Целый месяц он ходил как потерянный.
А что ж, может быть, эта страсть теперь сгорела, прошла, и она, разбитая, вернулась к нему.
Если так, он придет и скажет ей: «Будь моей женой, мое дитя, моя любовь, израненная, больная, будь моей женой. Чисто и свято чувство мое, и не считаю я, как другие, за преступление, что моя белая бабочка, подхваченная волной жаркого ветра, опалила крылышки о пламя костра. Костер этот зажжен не нами, и не в наших силах бороться с его пламенем».
Уже четверть часа Сеня дожидался Мурочку на указанной скамейке.
Белая ночь, тихая и теплая, вся в нежно-лиловатых тонах, медленно и ласково отбирала небо и гладь пруда у золотисто-оранжевой вечерней зари.
Звуки оркестра едва-едва доносились до Сени.
Она придет сейчас, сейчас…
Он увидит ее глаза, ее бледное прелестное личико и… может быть, счастье вернется.
Наконец! Ее грациозная фигурка в темном костюме торопливым шагом идет к нему.
Он вскакивает, хватает ее ручки и прижимает к своим губам.
Эти ручки дрожат, она опустила голову, и большая черная шляпа совершенно скрывает ее лицо.
Она опускается на скамейку, дышит тяжело и с трудом, и вдруг истерическое рыдание вырывается из ее груди.
— Мурочка, милая, дорогая, — говорит Сеня, садясь рядом. — Перестаньте… не плачьте… ах, Боже мой! Да что такое случилось? — Он совершенно растерян и только все крепче и крепче сжимает дрожащие ручки.
— Я умру, умру, Сеня; я не хочу жить, не хочу!
— Родная… хорошая… да в чем дело… скажите… Я все для вас… возьмите жизнь мою… не плачьте, ради Бога: вон какие-то офицеры идут.
Мурочка прижимала платок к губам, едва сдерживая рыдания.
— Мы виделись в гостинице два раза, потом он стал говорить, что дорожит моей репутацией… потом… он уехал на гастроли, и целый месяц ни одного письма… одна открытка, которую я могла бы показать всем… А теперь он вернулся и не пишет… и не едет… Сеня, я умру…
— Мурочка, он, может быть, не вернулся еще.
— Я узнала из газет, вот уже четыре дня… он на даче… в Озерках, я два раза ездила… не застала. Я оставила письмо, я написала, что не могу жить без него… что я стравлюсь, а он и сегодня не приехал. Наверно, эта женщина перехватила письмо. Я не запечатала, потому что она дала мне только бумагу, а конверта у нее не было…

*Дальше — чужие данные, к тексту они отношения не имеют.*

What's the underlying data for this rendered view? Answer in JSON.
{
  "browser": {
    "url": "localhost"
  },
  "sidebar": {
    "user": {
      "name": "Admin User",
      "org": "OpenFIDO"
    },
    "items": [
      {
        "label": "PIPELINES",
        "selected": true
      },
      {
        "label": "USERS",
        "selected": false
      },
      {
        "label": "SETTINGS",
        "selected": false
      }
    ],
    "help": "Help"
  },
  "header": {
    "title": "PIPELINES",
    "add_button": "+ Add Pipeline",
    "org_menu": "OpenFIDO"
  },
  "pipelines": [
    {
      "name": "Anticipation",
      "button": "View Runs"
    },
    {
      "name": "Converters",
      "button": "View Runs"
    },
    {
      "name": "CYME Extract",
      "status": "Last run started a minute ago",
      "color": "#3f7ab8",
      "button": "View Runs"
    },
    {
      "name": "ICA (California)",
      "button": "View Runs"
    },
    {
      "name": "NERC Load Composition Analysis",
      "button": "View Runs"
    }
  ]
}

И она опять залилась слезами.
— Мурочка, может, он занят чем-нибудь, у него нет времени.
— Нет! Я чувствую… Сеня, голубчик, у меня к вам такая большая просьба. Я понимаю, что это жестоко заставлять вас… но мне больше не к кому обратиться, а если он не придет, я умру! Поезжайте к нему, отыщите его, скажите… что если… если… у меня яд… сулема.
— Мурочка, ради Бога, что вы говорите, — в ужасе восклицает Сеня.
— Нет, Сеня, это решено. Моя жизнь разбита… мне не для чего жить; и все эта проклятая женщина! Она хочет его удержать, она, наверно, перехватывает мои письма… она… Сеня, если вы еще любите меня хоть немного, пойдите скажите ему, чтоб он пришел, хоть последний раз, хоть объясниться.
И Мурочка с тихим плачем прижалась к плечу Сени.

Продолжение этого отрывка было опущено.